Adding to the market's cheer, China's economy showed some muscle at the end of 2024, which investors found encouraging.The country's growth reached the 5% target set by the Communist Party, thanks to a vigorous acceleration in Q4. A performance based on the measures announced at the end of Q3 or on the magic of official statistics. I'll let you choose which. Economists were expecting an average of 4.9%.

On the home front, UK stocks also got a lift from disappointing retail sales figures. Why? Because bad news for retail might just be good news for interest rates, with hopes rising for a potential cut in February.

This positive outlook comes despite a backdrop of mixed economic indicators. Notably, UK retail sales fell unexpectedly in December, declining by 0.3% month-on-month, which was below the market consensus of 0.4% growth. 

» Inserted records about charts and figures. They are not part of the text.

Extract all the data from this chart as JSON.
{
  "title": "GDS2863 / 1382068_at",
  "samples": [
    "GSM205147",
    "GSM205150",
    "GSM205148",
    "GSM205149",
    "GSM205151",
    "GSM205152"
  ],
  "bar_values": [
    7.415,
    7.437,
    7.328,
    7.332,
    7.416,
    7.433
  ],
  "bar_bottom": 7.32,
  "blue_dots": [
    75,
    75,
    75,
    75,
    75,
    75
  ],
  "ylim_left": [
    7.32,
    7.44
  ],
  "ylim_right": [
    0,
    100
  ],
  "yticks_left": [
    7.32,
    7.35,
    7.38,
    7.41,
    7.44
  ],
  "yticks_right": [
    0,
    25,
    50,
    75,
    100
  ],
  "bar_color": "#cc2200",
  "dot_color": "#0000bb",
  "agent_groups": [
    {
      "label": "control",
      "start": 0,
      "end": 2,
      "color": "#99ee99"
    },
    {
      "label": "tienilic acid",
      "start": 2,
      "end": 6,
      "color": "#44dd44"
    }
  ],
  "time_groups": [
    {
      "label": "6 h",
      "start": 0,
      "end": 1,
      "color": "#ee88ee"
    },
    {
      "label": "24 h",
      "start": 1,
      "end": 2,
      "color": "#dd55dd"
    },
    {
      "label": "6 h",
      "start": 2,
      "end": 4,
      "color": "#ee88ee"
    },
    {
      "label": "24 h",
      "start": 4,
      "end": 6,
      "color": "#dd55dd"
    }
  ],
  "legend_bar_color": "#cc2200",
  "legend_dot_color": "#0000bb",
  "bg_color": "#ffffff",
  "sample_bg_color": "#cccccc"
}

Several UK companies reported significant updates. Smiths Group is under pressure from U.S. activist investor Engine Capital, which holds a 2% stake, to consider selling the company or parts of it. DFS Furniture announced it expects to nearly double its profit for the half-year ending December 29, 2024, due to cost-saving measures and improved order intakes.

In other corporate news, Schroders is reportedly planning to lay off about 3% of its workforce. AstraZeneca received U.S. FDA approval for Calquence plus chemoimmunotherapy for treating mantle cell lymphoma, based on positive trial results.